His assistants tried to keep foreign publications away from him, but he was plucky in his own harsh way. He insisted on seeing them. Always the same thing happened. His face would grow grim, the seam-worn forehead would corrugate, the muscles of his jaw throb nervously. His gray eyes would flash–and the fist come down heavily on the mahogany desk.
When a man is nearly sixty and of a full-blooded physique, it is not well for him to have these frequent pulsations of rage. But he had always found it hard to control his temper. He sometimes remembered what a schoolmaster had said to him at Cassel, forty-five years before: “He who loses his temper will lose everything.”
But he must be granted great provocation. He had always had difficulties to contend with. His father was an invalid, and he himself was puny in childhood; infantile paralysis withered his left arm when he was an infant; but in spite of these handicaps he had made himself a vigorous swimmer, rider, and yachtsman; he could shoot better with one arm than most sportsmen with two. After leaving the university he served in the army, but at his father’s death the management of the vast family business came into his hands. He was then twenty-eight.
No one can question the energy with which he set himself to carry on the affairs of the firm. Generous, impetuous, indiscreet, stubborn, pugnacious, his blend of qualities held many of the elements of a successful man of business. His first act was to dismiss the confidential and honoured assistant who had guided both his father and grandfather in the difficult years of the firm’s growth. But the new executive was determined to run the business his own way.

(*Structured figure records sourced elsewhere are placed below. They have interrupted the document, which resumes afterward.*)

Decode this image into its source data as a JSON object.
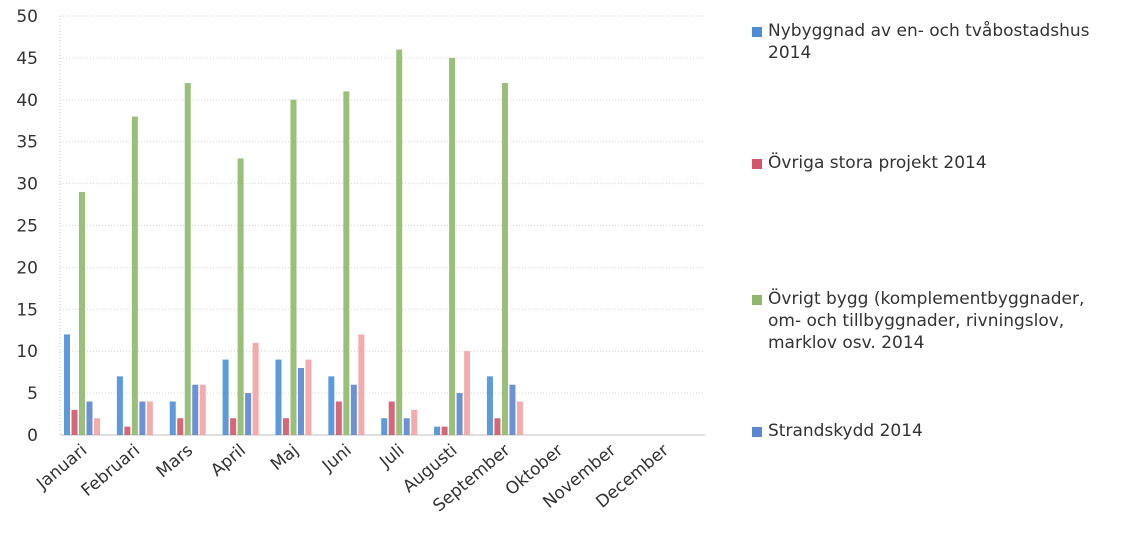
{
  "chart_data": {
    "type": "bar",
    "categories": [
      "Januari",
      "Februari",
      "Mars",
      "April",
      "Maj",
      "Juni",
      "Juli",
      "Augusti",
      "September",
      "Oktober",
      "November",
      "December"
    ],
    "series": [
      {
        "name": "Nybyggnad av en- och tvåbostadshus 2014",
        "color": "#4a8fd6",
        "values": [
          12,
          7,
          4,
          9,
          9,
          7,
          2,
          1,
          7,
          null,
          null,
          null
        ]
      },
      {
        "name": "Övriga stora projekt 2014",
        "color": "#d2556a",
        "values": [
          3,
          1,
          2,
          2,
          2,
          4,
          4,
          1,
          2,
          null,
          null,
          null
        ]
      },
      {
        "name": "Övrigt bygg (komplementbyggnader, om- och tillbyggnader, rivningslov, marklov osv. 2014",
        "color": "#8fb86a",
        "values": [
          29,
          38,
          42,
          33,
          40,
          41,
          46,
          45,
          42,
          null,
          null,
          null
        ]
      },
      {
        "name": "Strandskydd 2014",
        "color": "#5b86d0",
        "values": [
          4,
          4,
          6,
          5,
          8,
          6,
          2,
          5,
          6,
          null,
          null,
          null
        ]
      },
      {
        "name": "",
        "color": "#f2a2a2",
        "values": [
          2,
          4,
          6,
          11,
          9,
          12,
          3,
          10,
          4,
          null,
          null,
          null
        ]
      }
    ],
    "title": "",
    "xlabel": "",
    "ylabel": "",
    "ylim": [
      0,
      50
    ],
    "yticks": [
      0,
      5,
      10,
      15,
      20,
      25,
      30,
      35,
      40,
      45,
      50
    ],
    "grid": true,
    "legend_position": "right"
  }
}
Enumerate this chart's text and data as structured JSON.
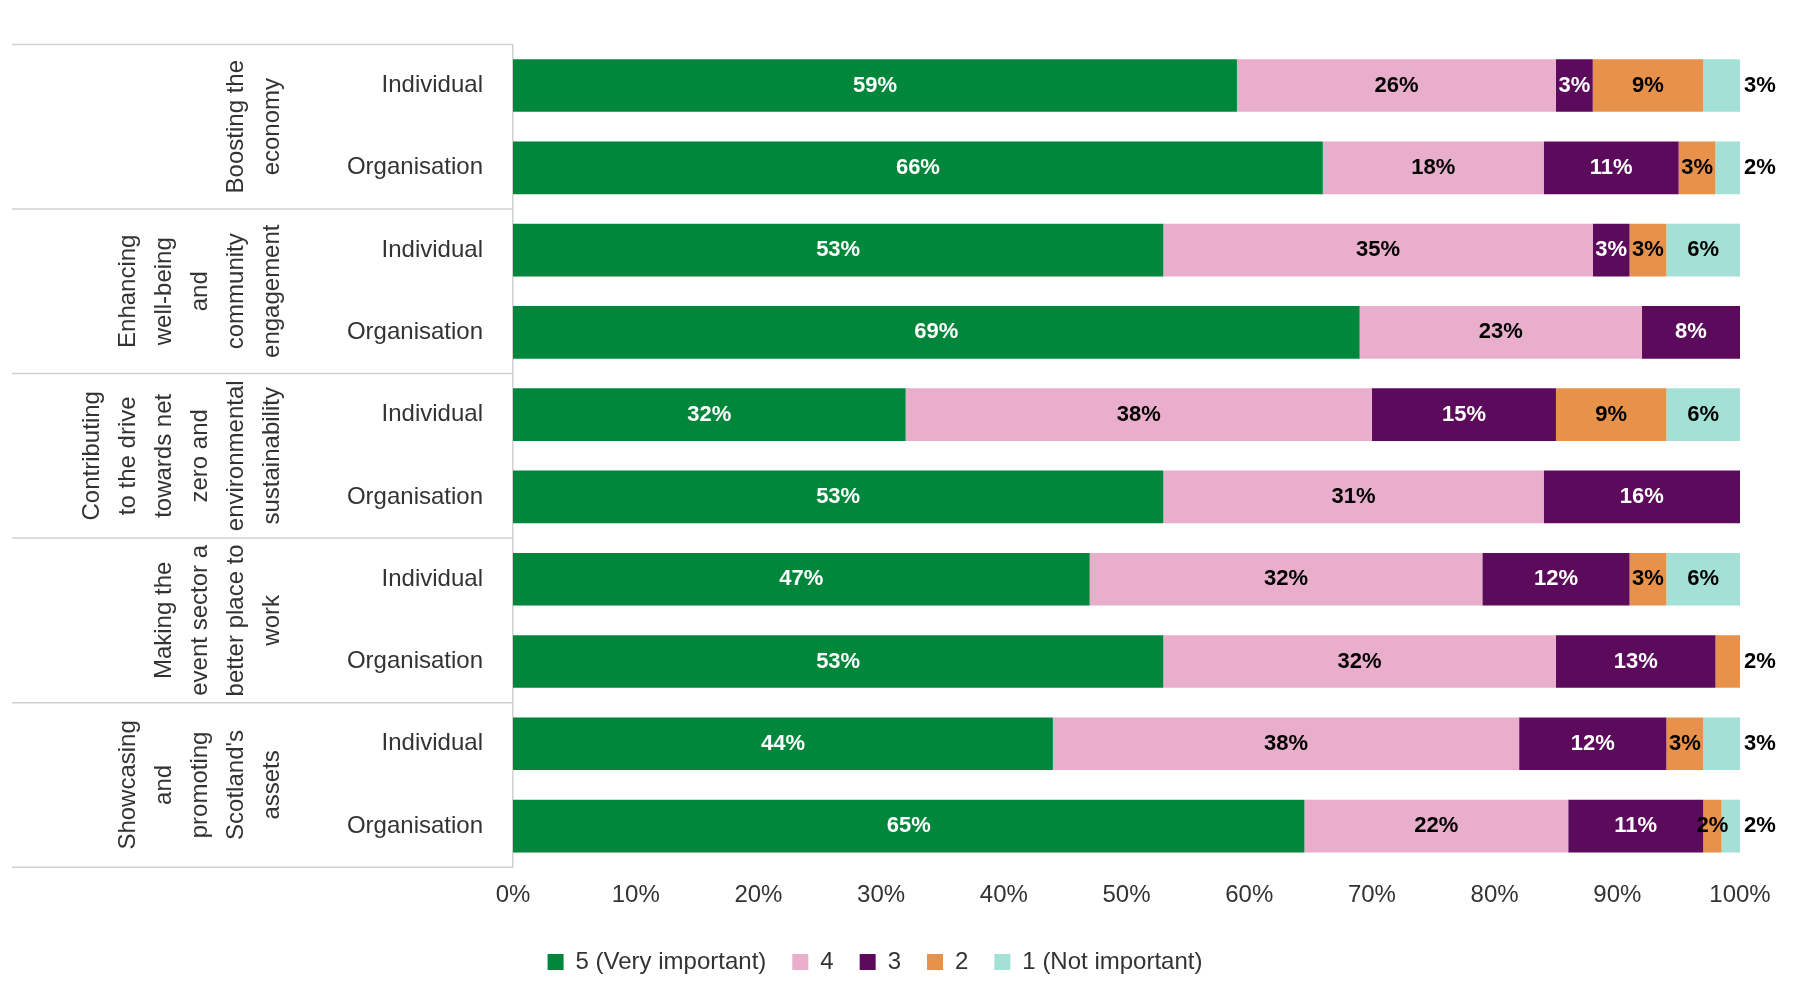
{
  "chart_data": {
    "type": "bar",
    "orientation": "horizontal",
    "stacked": true,
    "categories": [
      "Individual",
      "Organisation",
      "Individual",
      "Organisation",
      "Individual",
      "Organisation",
      "Individual",
      "Organisation",
      "Individual",
      "Organisation"
    ],
    "annotations": [
      "Boosting the economy",
      "Enhancing well-being and community engagement",
      "Contributing to the drive towards net zero and environmental sustainability",
      "Making the event sector a better place to work",
      "Showcasing and promoting Scotland's assets"
    ],
    "series": [
      {
        "name": "5 (Very important)",
        "color": "#00873c",
        "values": [
          59,
          66,
          53,
          69,
          32,
          53,
          47,
          53,
          44,
          64.5
        ],
        "value_labels": [
          "59%",
          "66%",
          "53%",
          "69%",
          "32%",
          "53%",
          "47%",
          "53%",
          "44%",
          "65%"
        ]
      },
      {
        "name": "4",
        "color": "#e8aecb",
        "values": [
          26,
          18,
          35,
          23,
          38,
          31,
          32,
          32,
          38,
          21.5
        ],
        "value_labels": [
          "26%",
          "18%",
          "35%",
          "23%",
          "38%",
          "31%",
          "32%",
          "32%",
          "38%",
          "22%"
        ]
      },
      {
        "name": "3",
        "color": "#5c0a5c",
        "values": [
          3,
          11,
          3,
          8,
          15,
          16,
          12,
          13,
          12,
          11
        ],
        "value_labels": [
          "3%",
          "11%",
          "3%",
          "8%",
          "15%",
          "16%",
          "12%",
          "13%",
          "12%",
          "11%"
        ]
      },
      {
        "name": "2",
        "color": "#e8914a",
        "values": [
          9,
          3,
          3,
          null,
          9,
          null,
          3,
          2,
          3,
          1.5
        ],
        "value_labels": [
          "9%",
          "3%",
          "3%",
          null,
          "9%",
          null,
          "3%",
          "2%",
          "3%",
          "2%"
        ]
      },
      {
        "name": "1 (Not important)",
        "color": "#a3e0d6",
        "values": [
          3,
          2,
          6,
          null,
          6,
          null,
          6,
          null,
          3,
          1.5
        ],
        "value_labels": [
          "3%",
          "2%",
          "6%",
          null,
          "6%",
          null,
          "6%",
          null,
          "3%",
          "2%"
        ]
      }
    ],
    "xlim": [
      0,
      100
    ],
    "xticks": [
      {
        "value": 0,
        "label": "0%"
      },
      {
        "value": 10,
        "label": "10%"
      },
      {
        "value": 20,
        "label": "20%"
      },
      {
        "value": 30,
        "label": "30%"
      },
      {
        "value": 40,
        "label": "40%"
      },
      {
        "value": 50,
        "label": "50%"
      },
      {
        "value": 60,
        "label": "60%"
      },
      {
        "value": 70,
        "label": "70%"
      },
      {
        "value": 80,
        "label": "80%"
      },
      {
        "value": 90,
        "label": "90%"
      },
      {
        "value": 100,
        "label": "100%"
      }
    ],
    "grid": false,
    "legend": "bottom"
  }
}
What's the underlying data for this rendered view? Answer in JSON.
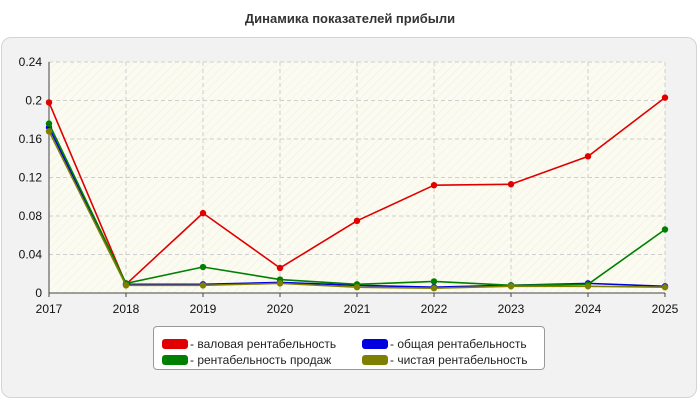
{
  "chart_data": {
    "type": "line",
    "title": "Динамика показателей прибыли",
    "xlabel": "",
    "ylabel": "",
    "categories": [
      "2017",
      "2018",
      "2019",
      "2020",
      "2021",
      "2022",
      "2023",
      "2024",
      "2025"
    ],
    "ylim": [
      0,
      0.24
    ],
    "yticks": [
      "0",
      "0.04",
      "0.08",
      "0.12",
      "0.16",
      "0.2",
      "0.24"
    ],
    "grid": true,
    "legend_position": "bottom",
    "series": [
      {
        "name": "- валовая рентабельность",
        "color": "#e00000",
        "values": [
          0.198,
          0.009,
          0.083,
          0.026,
          0.075,
          0.112,
          0.113,
          0.142,
          0.203
        ]
      },
      {
        "name": "- общая рентабельность",
        "color": "#0000e0",
        "values": [
          0.172,
          0.009,
          0.009,
          0.011,
          0.008,
          0.006,
          0.008,
          0.01,
          0.007
        ]
      },
      {
        "name": "- рентабельность продаж",
        "color": "#008000",
        "values": [
          0.176,
          0.01,
          0.027,
          0.014,
          0.009,
          0.012,
          0.008,
          0.009,
          0.066
        ]
      },
      {
        "name": "- чистая рентабельность",
        "color": "#808000",
        "values": [
          0.168,
          0.008,
          0.008,
          0.01,
          0.006,
          0.005,
          0.007,
          0.007,
          0.006
        ]
      }
    ]
  }
}
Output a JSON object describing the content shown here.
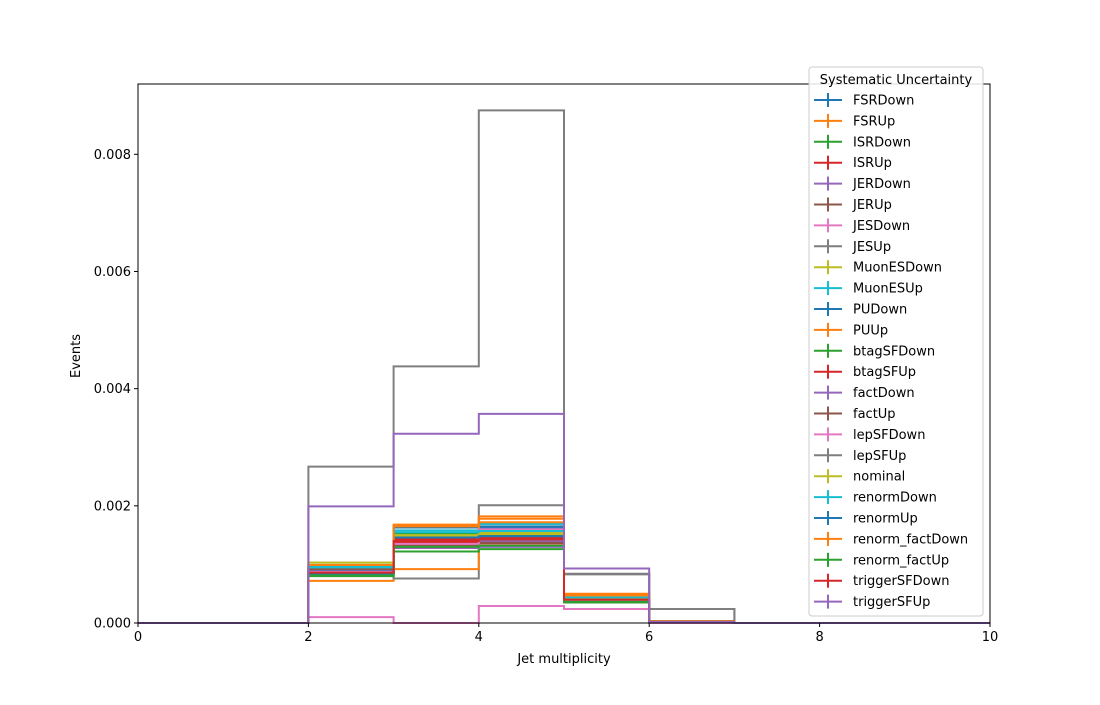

Disregarding criticism, ridicule, or flattery, he declared it his mission to spread the influence of the business to the ends of the earth. “We must have our place in the sun,” he said; and announced himself as the divine instrument through whom this would be accomplished. He made it perfectly plain that no man’s opposition would balk him in the management of the firm’s affairs. One of his most famous remarks was: “Considering myself as the instrument of the Lord, without heeding the views and opinions of the day, I go my way.” The board of directors censured him for this, but he paid little heed.
The growth of the business was enormous; nothing like it had been seen in the world’s history. Branch offices were opened all over the globe. Vessels bearing the insignia of the company were seen on every ocean. He himself with his accustomed energy travelled everywhere to advance the interests of trade. In England, Russia, Denmark, Italy, Austria, Turkey, the Holy Land, he made personal visits to the firm’s best customers. He sent his brother to America to spread the goodwill of the business; and other members of the firm to France, Holland, China, and Japan. Telegram after telegram kept the world’s cables busy as he distributed congratulations, condolences, messages of one kind and another to foreign merchants. His publicity department never rested. He employed famous scientists and inventors to improve the products of his factories. He reared six sons to carry on the business after him.